Before, Magnus wouldn’t have dared mete out certain punishments. Cyrus had the dubious privilege of being hand-appointed by the King, leaving the Quartermaster unsure of how much, exactly, the King favored him.
Now the King is gone, and he has no choice but to risk it.
Swift on the heels of that revelation is the realization that today is the waxing gibbous moon. The third meeting. His heart sinks. After the ravages of his heat he’ll be in no shape to traipse around the lower levels or fulfil his function as a spy. His failure is practically guaranteed.
Cyrus gets off the floor quietly, dismayed to find his legs already wobbling. Only sheer willpower keeps him upright. The door opens with a crash and demons jolt awake around him as Magnus strides in cracking his whip. The window of opportunity to escape to his nest slams shut.
Chapter 11
CYRUS
The day spinsquickly from discomfort to misery. Deep inside he knows his heat is coming on faster than he expected. He’s weak, exhausted, and it’s all he can do to stay on his feet. By the time the moon peeks around the rim of the Pit, the drive to hide becomes urgent. He’s hot and aching all over, longing to disappear so he can ride out the coming wave of agony in privacy. But he has to meet Mezor as agreed.

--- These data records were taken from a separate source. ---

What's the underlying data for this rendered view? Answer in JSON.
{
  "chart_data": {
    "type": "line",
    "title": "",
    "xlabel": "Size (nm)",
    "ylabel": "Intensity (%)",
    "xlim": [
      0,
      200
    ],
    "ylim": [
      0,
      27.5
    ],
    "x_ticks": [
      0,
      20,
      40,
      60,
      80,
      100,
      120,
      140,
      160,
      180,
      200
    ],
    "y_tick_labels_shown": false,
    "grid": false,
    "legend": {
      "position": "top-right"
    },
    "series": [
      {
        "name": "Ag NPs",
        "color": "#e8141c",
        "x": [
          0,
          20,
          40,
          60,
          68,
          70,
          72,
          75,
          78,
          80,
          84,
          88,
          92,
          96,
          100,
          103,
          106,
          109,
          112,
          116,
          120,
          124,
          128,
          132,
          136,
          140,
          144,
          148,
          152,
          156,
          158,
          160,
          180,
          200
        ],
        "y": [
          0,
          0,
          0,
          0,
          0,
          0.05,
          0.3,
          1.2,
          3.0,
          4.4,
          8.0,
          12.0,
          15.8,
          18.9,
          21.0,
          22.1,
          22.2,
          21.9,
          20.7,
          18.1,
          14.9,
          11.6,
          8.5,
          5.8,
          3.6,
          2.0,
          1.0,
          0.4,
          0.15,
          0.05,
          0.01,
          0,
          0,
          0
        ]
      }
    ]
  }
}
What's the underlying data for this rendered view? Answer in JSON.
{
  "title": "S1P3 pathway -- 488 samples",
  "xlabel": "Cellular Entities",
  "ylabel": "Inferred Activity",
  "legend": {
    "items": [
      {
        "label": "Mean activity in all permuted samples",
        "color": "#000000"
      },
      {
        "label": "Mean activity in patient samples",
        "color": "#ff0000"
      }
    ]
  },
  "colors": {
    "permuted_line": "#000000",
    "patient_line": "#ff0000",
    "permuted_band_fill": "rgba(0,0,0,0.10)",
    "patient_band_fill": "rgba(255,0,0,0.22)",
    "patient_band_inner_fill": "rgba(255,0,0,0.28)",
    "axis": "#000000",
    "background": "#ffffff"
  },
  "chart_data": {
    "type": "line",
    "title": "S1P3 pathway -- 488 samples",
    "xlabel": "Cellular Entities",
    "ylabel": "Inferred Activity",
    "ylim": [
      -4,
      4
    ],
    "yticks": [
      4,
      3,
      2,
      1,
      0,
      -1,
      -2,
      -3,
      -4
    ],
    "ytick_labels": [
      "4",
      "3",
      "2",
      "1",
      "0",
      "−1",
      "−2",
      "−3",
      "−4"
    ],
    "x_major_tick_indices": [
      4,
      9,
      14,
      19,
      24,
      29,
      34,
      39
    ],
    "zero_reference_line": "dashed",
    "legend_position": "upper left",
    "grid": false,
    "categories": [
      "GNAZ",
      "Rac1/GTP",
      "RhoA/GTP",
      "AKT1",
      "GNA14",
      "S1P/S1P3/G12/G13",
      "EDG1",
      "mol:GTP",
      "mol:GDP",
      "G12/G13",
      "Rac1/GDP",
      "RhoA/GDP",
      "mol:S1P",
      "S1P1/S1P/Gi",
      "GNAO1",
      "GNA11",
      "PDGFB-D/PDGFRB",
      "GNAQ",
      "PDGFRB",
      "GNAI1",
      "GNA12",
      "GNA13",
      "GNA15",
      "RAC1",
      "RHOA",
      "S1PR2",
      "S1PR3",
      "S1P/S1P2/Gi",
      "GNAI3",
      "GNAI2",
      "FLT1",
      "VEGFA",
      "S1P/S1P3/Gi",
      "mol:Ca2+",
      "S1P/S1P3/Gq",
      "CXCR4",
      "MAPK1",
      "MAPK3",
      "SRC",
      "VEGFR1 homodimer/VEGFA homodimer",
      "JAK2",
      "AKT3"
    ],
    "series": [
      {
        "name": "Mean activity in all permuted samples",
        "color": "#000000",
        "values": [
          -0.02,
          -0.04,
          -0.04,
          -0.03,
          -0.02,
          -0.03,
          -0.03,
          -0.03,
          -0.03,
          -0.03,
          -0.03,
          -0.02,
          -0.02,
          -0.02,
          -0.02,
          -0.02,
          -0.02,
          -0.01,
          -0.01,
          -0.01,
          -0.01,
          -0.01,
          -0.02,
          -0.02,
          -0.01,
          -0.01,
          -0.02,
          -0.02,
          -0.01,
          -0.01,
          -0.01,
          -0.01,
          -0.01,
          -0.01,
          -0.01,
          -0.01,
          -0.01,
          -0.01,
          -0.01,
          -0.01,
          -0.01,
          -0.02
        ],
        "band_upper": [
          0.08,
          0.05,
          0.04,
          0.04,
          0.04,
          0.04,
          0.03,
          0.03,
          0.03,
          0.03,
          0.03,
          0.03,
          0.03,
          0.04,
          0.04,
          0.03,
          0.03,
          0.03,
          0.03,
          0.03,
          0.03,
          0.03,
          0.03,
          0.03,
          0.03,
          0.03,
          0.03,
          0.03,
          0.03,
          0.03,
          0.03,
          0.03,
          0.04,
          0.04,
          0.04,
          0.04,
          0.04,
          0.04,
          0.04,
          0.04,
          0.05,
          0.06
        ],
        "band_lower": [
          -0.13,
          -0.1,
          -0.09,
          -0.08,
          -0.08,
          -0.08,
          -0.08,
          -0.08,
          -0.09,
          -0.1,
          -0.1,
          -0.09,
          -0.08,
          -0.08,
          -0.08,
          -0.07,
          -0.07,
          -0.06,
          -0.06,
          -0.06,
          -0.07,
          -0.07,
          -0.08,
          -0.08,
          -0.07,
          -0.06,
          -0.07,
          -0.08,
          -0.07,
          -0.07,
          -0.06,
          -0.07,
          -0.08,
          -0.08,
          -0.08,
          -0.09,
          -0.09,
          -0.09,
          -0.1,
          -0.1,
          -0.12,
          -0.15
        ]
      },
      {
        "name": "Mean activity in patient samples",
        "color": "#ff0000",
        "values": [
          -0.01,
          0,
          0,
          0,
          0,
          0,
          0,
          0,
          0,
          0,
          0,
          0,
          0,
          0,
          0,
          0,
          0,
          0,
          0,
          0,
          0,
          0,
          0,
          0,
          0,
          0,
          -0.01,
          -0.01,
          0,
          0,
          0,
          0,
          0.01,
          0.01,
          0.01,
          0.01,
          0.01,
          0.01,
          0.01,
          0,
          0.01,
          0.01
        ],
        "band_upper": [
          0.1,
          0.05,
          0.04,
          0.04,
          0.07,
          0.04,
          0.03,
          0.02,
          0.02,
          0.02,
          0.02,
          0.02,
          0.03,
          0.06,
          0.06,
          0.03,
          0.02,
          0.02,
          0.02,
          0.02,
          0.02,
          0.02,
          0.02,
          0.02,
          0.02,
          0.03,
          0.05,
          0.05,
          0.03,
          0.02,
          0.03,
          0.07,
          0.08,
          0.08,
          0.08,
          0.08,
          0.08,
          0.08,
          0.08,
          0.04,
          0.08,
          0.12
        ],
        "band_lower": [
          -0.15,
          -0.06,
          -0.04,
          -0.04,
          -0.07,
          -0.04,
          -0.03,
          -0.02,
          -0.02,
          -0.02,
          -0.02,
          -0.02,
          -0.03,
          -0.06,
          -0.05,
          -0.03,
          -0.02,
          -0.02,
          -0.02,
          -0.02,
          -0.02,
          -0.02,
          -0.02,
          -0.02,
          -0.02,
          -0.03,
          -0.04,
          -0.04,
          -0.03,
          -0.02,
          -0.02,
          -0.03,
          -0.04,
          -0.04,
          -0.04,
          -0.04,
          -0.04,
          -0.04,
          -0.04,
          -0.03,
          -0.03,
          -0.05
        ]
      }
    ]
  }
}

His logical brain screams at him not to get into an enclosed room with such a powerful primus when he’s mere hours from his heat. But the other part of him, the part that longs to breathe Mezor’s sizzling essence one more time before he retreats to suffer alone, is elated at the idea.
He’ll take care of us, it whispers. He tries his best to ignore the voice.
More importantly, his pride refuses to let him forfeit by not showing up.
By the time he makes it to the room, his legs are weak with early cramps. His nest is only one level above them, and the proximity is making his head spin with confusion.
The nest is his secret haven, a place he can be safe. Whereas Mezor is dangerous, an uncaring brute and the King’s lackey.
For some reason, the two thoughts are becoming tangled up in his head.